In focusing on changing minds, Marc indicates that he wants to bring down the number of abortions that occur by convincing women who have unplanned pregnancies or will have unplanned pregnancies in the future that they should be happy to be pregnant, should see abortion as murder, and should carry their pregnancies to term regardless of whether they are financially capable of doing so (he mentions that crisis pregnancy centers should help women in this situation, but as I’ve pointed out things like a free crib or free diapers aren’t actually the chief expenses in raising an unplanned child).

My goal, in contrast, is to prevent unplanned pregnancies from occurring and to ensure that every woman who wants to carry her pregnancy to term has the means to do so (remember that 75% of those who abort list financial reasons as a factor in their decision).
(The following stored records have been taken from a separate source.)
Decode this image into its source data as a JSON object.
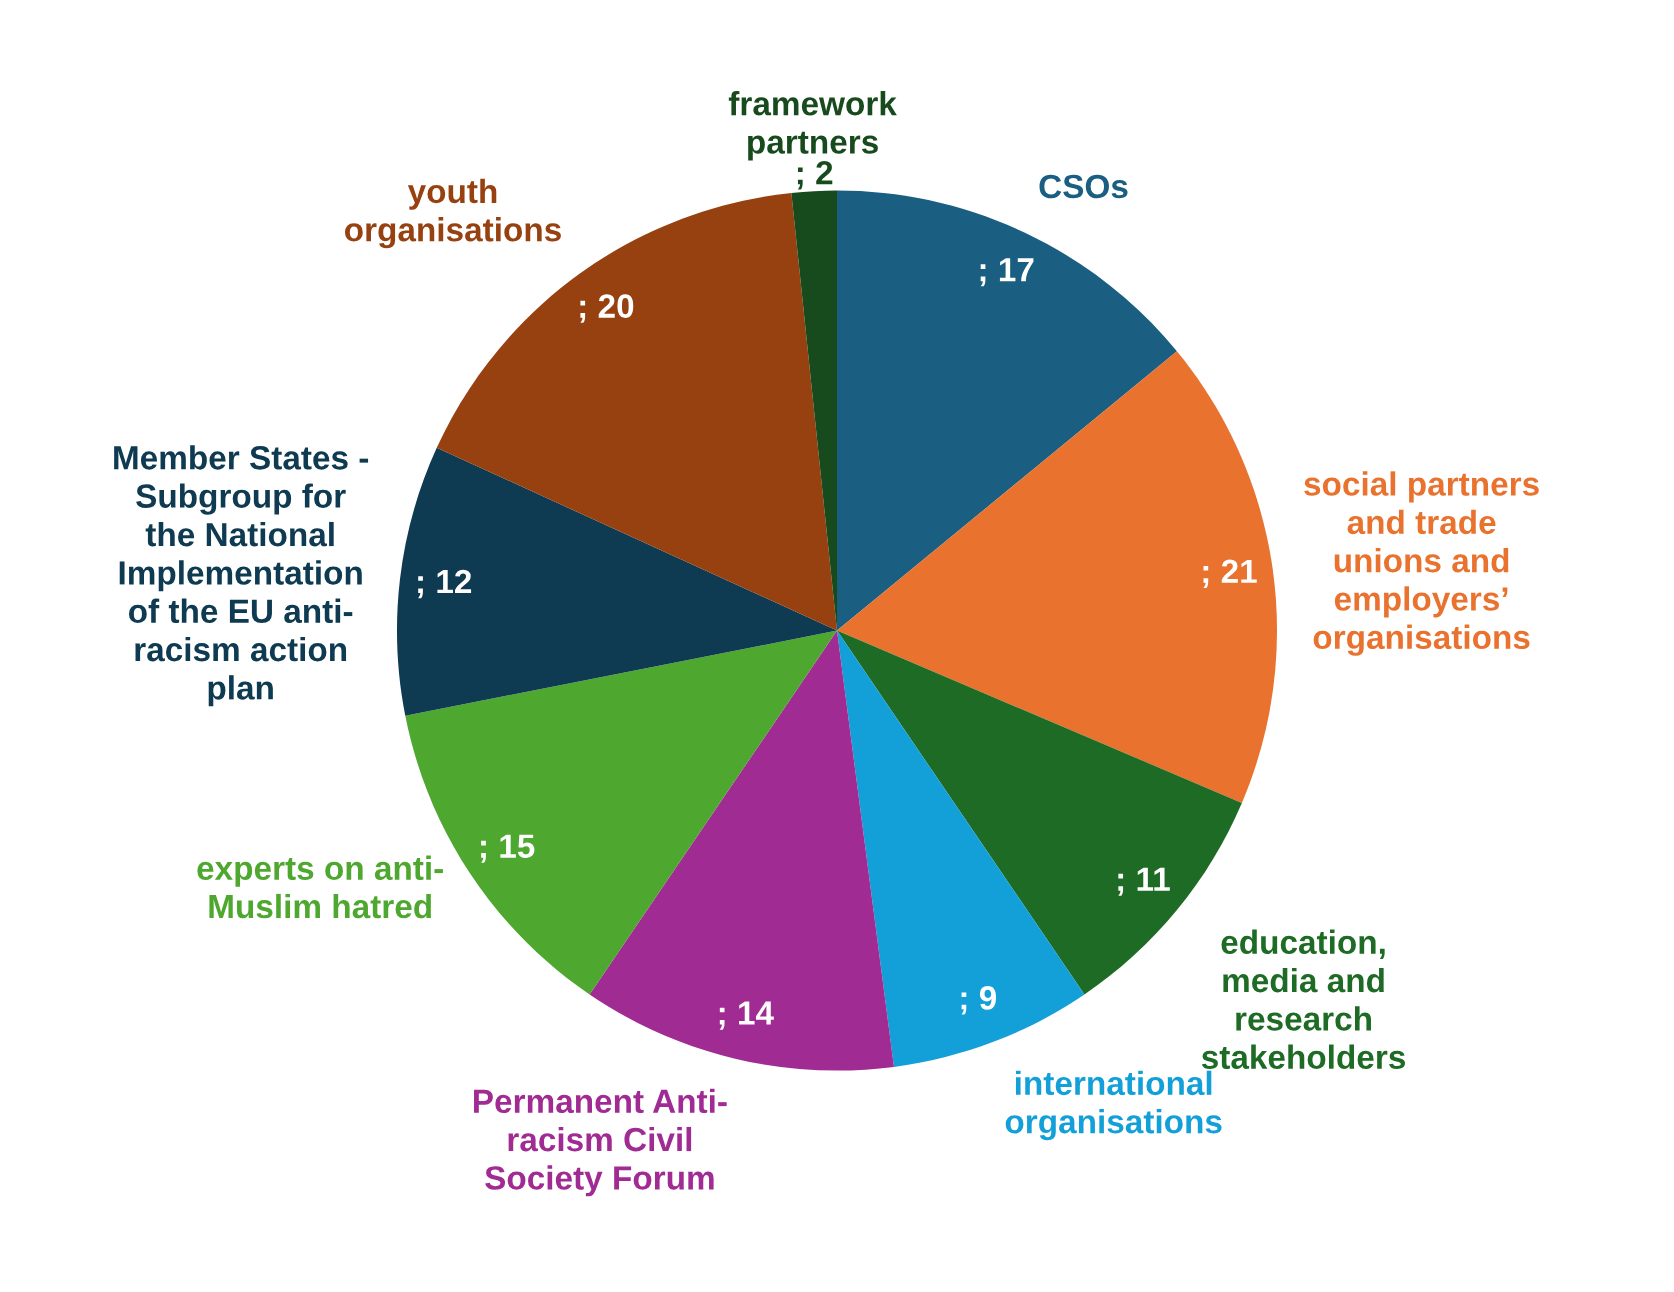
{
  "chart_data": {
    "type": "pie",
    "categories": [
      "CSOs",
      "social partners\nand trade\nunions and\nemployers’\norganisations",
      "education,\nmedia and\nresearch\nstakeholders",
      "international\norganisations",
      "Permanent Anti-\nracism Civil\nSociety Forum",
      "experts on anti-\nMuslim hatred",
      "Member States -\nSubgroup for\nthe National\nImplementation\nof the EU anti-\nracism action\nplan",
      "youth\norganisations",
      "framework\npartners"
    ],
    "values": [
      17,
      21,
      11,
      9,
      14,
      15,
      12,
      20,
      2
    ],
    "colors": [
      "#1a5e82",
      "#e8722e",
      "#1e6b25",
      "#13a0d8",
      "#a02b93",
      "#4ea72e",
      "#0e3a52",
      "#974010",
      "#174a1c"
    ],
    "value_labels": [
      "; 17",
      "; 21",
      "; 11",
      "; 9",
      "; 14",
      "; 15",
      "; 12",
      "; 20",
      "; 2"
    ]
  }
}
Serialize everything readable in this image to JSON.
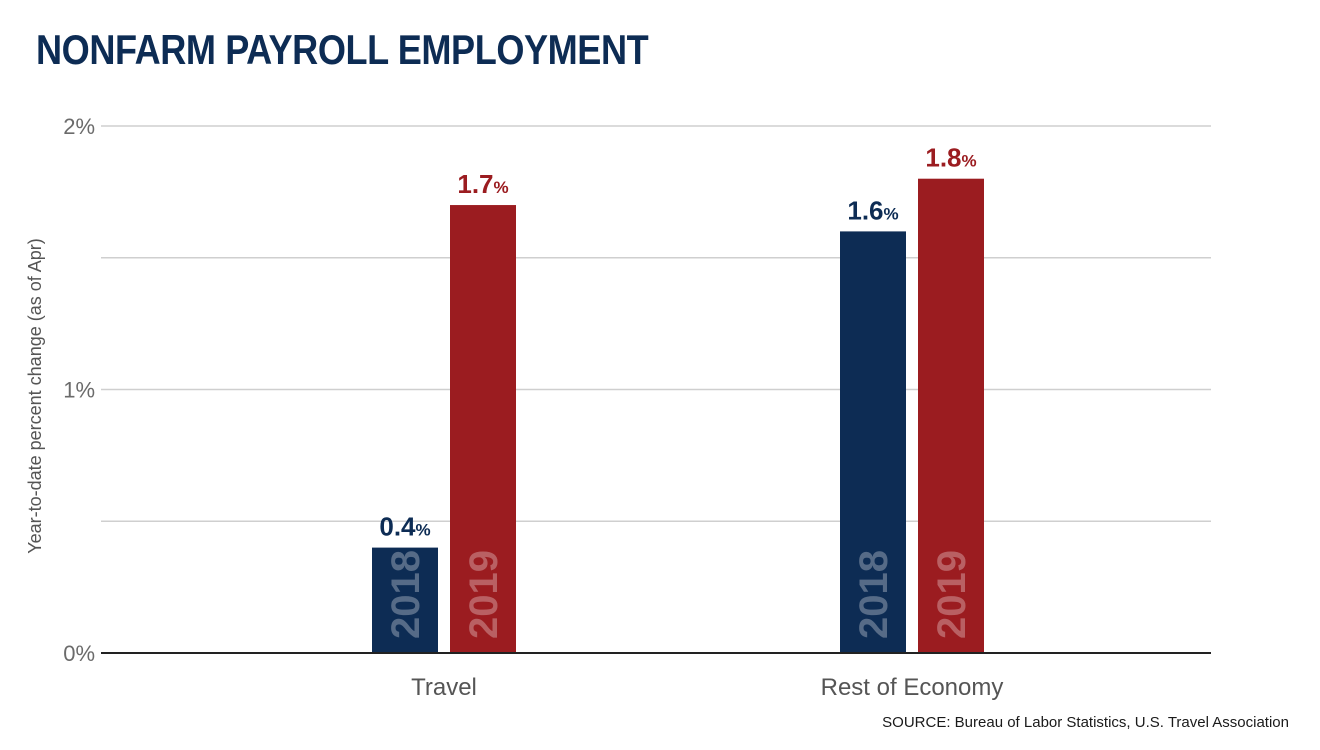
{
  "title": "NONFARM PAYROLL EMPLOYMENT",
  "source": "SOURCE: Bureau of Labor Statistics, U.S. Travel Association",
  "colors": {
    "title": "#0d2c54",
    "series_2018": "#0d2c54",
    "series_2019": "#9b1c20",
    "grid": "#cfcfcf",
    "axis": "#222222"
  },
  "chart_data": {
    "type": "bar",
    "title": "NONFARM PAYROLL EMPLOYMENT",
    "ylabel": "Year-to-date percent change (as of Apr)",
    "xlabel": "",
    "categories": [
      "Travel",
      "Rest of Economy"
    ],
    "series": [
      {
        "name": "2018",
        "values": [
          0.4,
          1.6
        ],
        "labels": [
          "0.4",
          "1.6"
        ]
      },
      {
        "name": "2019",
        "values": [
          1.7,
          1.8
        ],
        "labels": [
          "1.7",
          "1.8"
        ]
      }
    ],
    "value_suffix": "%",
    "ylim": [
      0,
      2
    ],
    "y_ticks": [
      0,
      1,
      2
    ],
    "y_tick_labels": [
      "0%",
      "1%",
      "2%"
    ],
    "grid_values": [
      0.5,
      1,
      1.5,
      2
    ],
    "grid": true,
    "legend": "none (series names printed inside bars)"
  }
}
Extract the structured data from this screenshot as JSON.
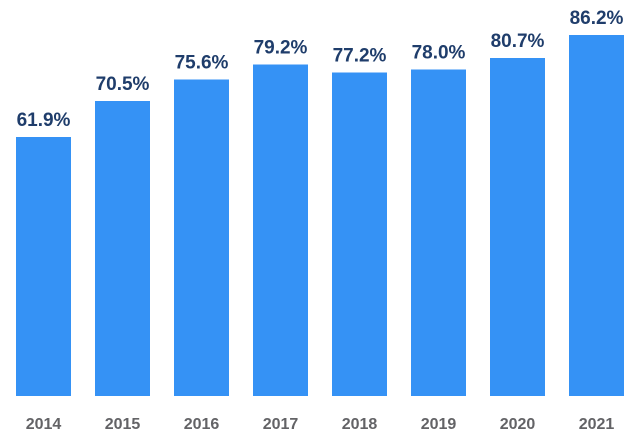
{
  "chart_data": {
    "type": "bar",
    "categories": [
      "2014",
      "2015",
      "2016",
      "2017",
      "2018",
      "2019",
      "2020",
      "2021"
    ],
    "values": [
      61.9,
      70.5,
      75.6,
      79.2,
      77.2,
      78.0,
      80.7,
      86.2
    ],
    "value_labels": [
      "61.9%",
      "70.5%",
      "75.6%",
      "79.2%",
      "77.2%",
      "78.0%",
      "80.7%",
      "86.2%"
    ],
    "unit": "%",
    "title": "",
    "xlabel": "",
    "ylabel": "",
    "ylim": [
      0,
      86.2
    ],
    "grid": false,
    "legend": "none"
  },
  "colors": {
    "bar": "#3592f5",
    "value_label": "#1f3d6b",
    "tick_label": "#636366",
    "background": "#ffffff"
  }
}
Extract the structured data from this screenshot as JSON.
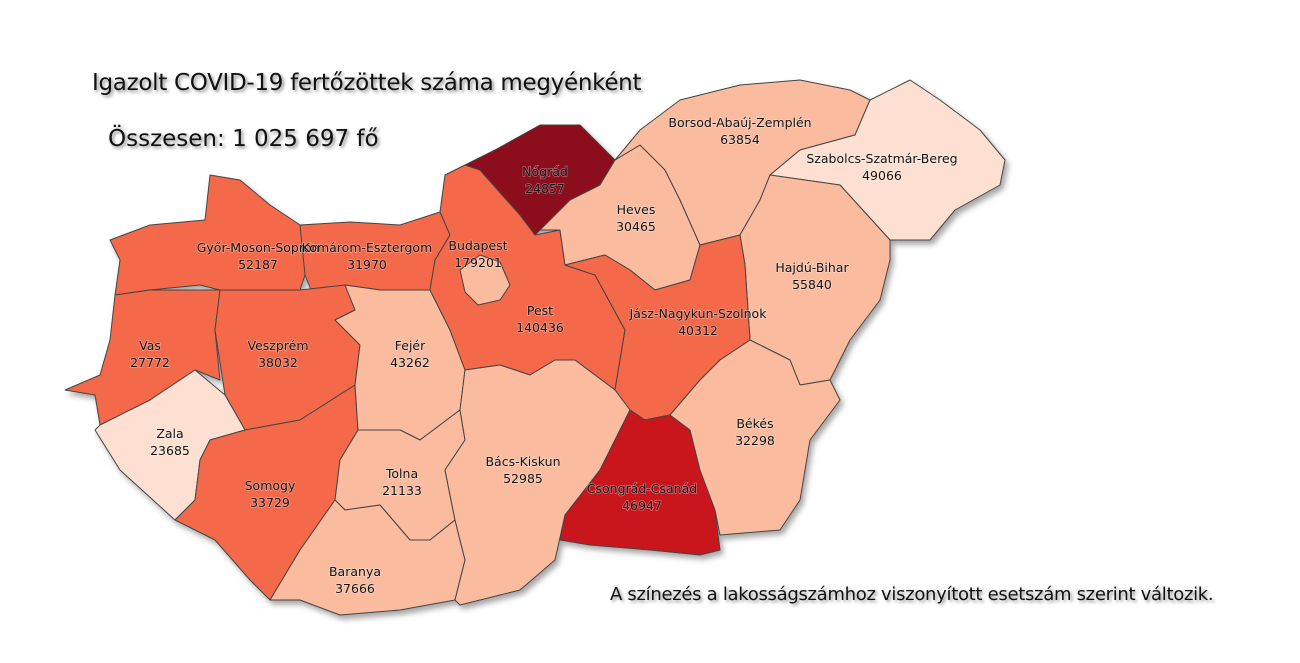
{
  "title": "Igazolt COVID-19 fertőzöttek száma megyénként",
  "total": "Összesen: 1 025 697 fő",
  "note": "A színezés a lakosságszámhoz viszonyított esetszám szerint változik.",
  "colors": {
    "darkest": "#8c0b1b",
    "dark": "#c8161f",
    "medium": "#f4694a",
    "light": "#fbbb9e",
    "lightest": "#fde0d2",
    "border": "#444444"
  },
  "counties": [
    {
      "name": "Győr-Moson-Sopron",
      "cases": "52187",
      "shade": "medium"
    },
    {
      "name": "Komárom-Esztergom",
      "cases": "31970",
      "shade": "medium"
    },
    {
      "name": "Vas",
      "cases": "27772",
      "shade": "medium"
    },
    {
      "name": "Veszprém",
      "cases": "38032",
      "shade": "medium"
    },
    {
      "name": "Zala",
      "cases": "23685",
      "shade": "lightest"
    },
    {
      "name": "Somogy",
      "cases": "33729",
      "shade": "medium"
    },
    {
      "name": "Fejér",
      "cases": "43262",
      "shade": "light"
    },
    {
      "name": "Tolna",
      "cases": "21133",
      "shade": "light"
    },
    {
      "name": "Baranya",
      "cases": "37666",
      "shade": "light"
    },
    {
      "name": "Pest",
      "cases": "140436",
      "shade": "medium"
    },
    {
      "name": "Budapest",
      "cases": "179201",
      "shade": "light"
    },
    {
      "name": "Nógrád",
      "cases": "24857",
      "shade": "darkest"
    },
    {
      "name": "Heves",
      "cases": "30465",
      "shade": "light"
    },
    {
      "name": "Borsod-Abaúj-Zemplén",
      "cases": "63854",
      "shade": "light"
    },
    {
      "name": "Szabolcs-Szatmár-Bereg",
      "cases": "49066",
      "shade": "lightest"
    },
    {
      "name": "Hajdú-Bihar",
      "cases": "55840",
      "shade": "light"
    },
    {
      "name": "Jász-Nagykun-Szolnok",
      "cases": "40312",
      "shade": "medium"
    },
    {
      "name": "Bács-Kiskun",
      "cases": "52985",
      "shade": "light"
    },
    {
      "name": "Csongrád-Csanád",
      "cases": "46947",
      "shade": "dark"
    },
    {
      "name": "Békés",
      "cases": "32298",
      "shade": "light"
    }
  ]
}
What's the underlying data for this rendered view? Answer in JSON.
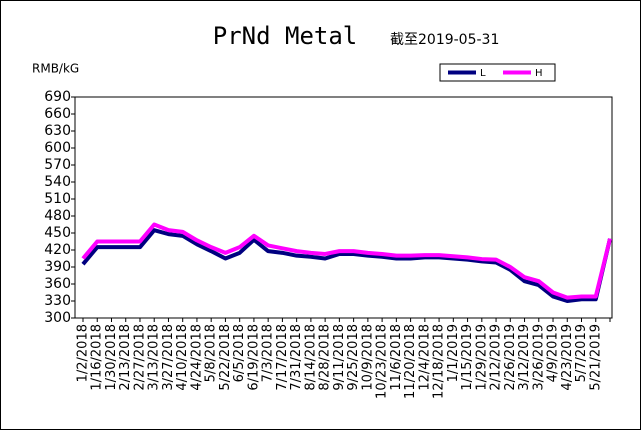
{
  "chart_data": {
    "type": "line",
    "title": "PrNd Metal",
    "subtitle": "截至2019-05-31",
    "y_label": "RMB/kG",
    "categories": [
      "1/2/2018",
      "1/16/2018",
      "1/30/2018",
      "2/13/2018",
      "2/27/2018",
      "3/13/2018",
      "3/27/2018",
      "4/10/2018",
      "4/24/2018",
      "5/8/2018",
      "5/22/2018",
      "6/5/2018",
      "6/19/2018",
      "7/3/2018",
      "7/17/2018",
      "7/31/2018",
      "8/14/2018",
      "8/28/2018",
      "9/11/2018",
      "9/25/2018",
      "10/9/2018",
      "10/23/2018",
      "11/6/2018",
      "11/20/2018",
      "12/4/2018",
      "12/18/2018",
      "1/1/2019",
      "1/15/2019",
      "1/29/2019",
      "2/12/2019",
      "2/26/2019",
      "3/12/2019",
      "3/26/2019",
      "4/9/2019",
      "4/23/2019",
      "5/7/2019",
      "5/21/2019",
      null
    ],
    "series": [
      {
        "name": "L",
        "color": "#000080",
        "values": [
          395,
          425,
          425,
          425,
          425,
          455,
          448,
          445,
          430,
          418,
          405,
          415,
          438,
          418,
          415,
          410,
          408,
          405,
          413,
          413,
          410,
          408,
          405,
          405,
          407,
          407,
          405,
          403,
          400,
          398,
          385,
          365,
          358,
          338,
          330,
          333,
          333,
          440
        ]
      },
      {
        "name": "H",
        "color": "#ff00ff",
        "values": [
          405,
          435,
          435,
          435,
          435,
          465,
          455,
          452,
          437,
          425,
          415,
          425,
          445,
          428,
          423,
          418,
          415,
          413,
          418,
          418,
          415,
          413,
          410,
          410,
          411,
          411,
          409,
          407,
          404,
          403,
          390,
          372,
          365,
          345,
          336,
          338,
          338,
          440
        ]
      }
    ],
    "ylim": [
      300,
      690
    ],
    "yticks": [
      300,
      330,
      360,
      390,
      420,
      450,
      480,
      510,
      540,
      570,
      600,
      630,
      660,
      690
    ],
    "grid": false,
    "legend": "top-right"
  }
}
I would like women to be able to plan their pregnancies so that every pregnancy is a wanted pregnancy and improve our country’s social institutions so that every woman can afford to raise children with dignity. I would actually venture a guess that these things would do more to reduce abortion rates than would Marc’s efforts to change minds. They would certainly do more to improve the quality of life of both women and children. I would like to see Marc explain why he doesn’t mention enacting a better social safety net for families and children or preventing unplanned pregnancies from occurring as key strategies to lowering the number of abortions that occur, because personally, these seem to me to be the clearest, most compassionate, and most effective ways to do so.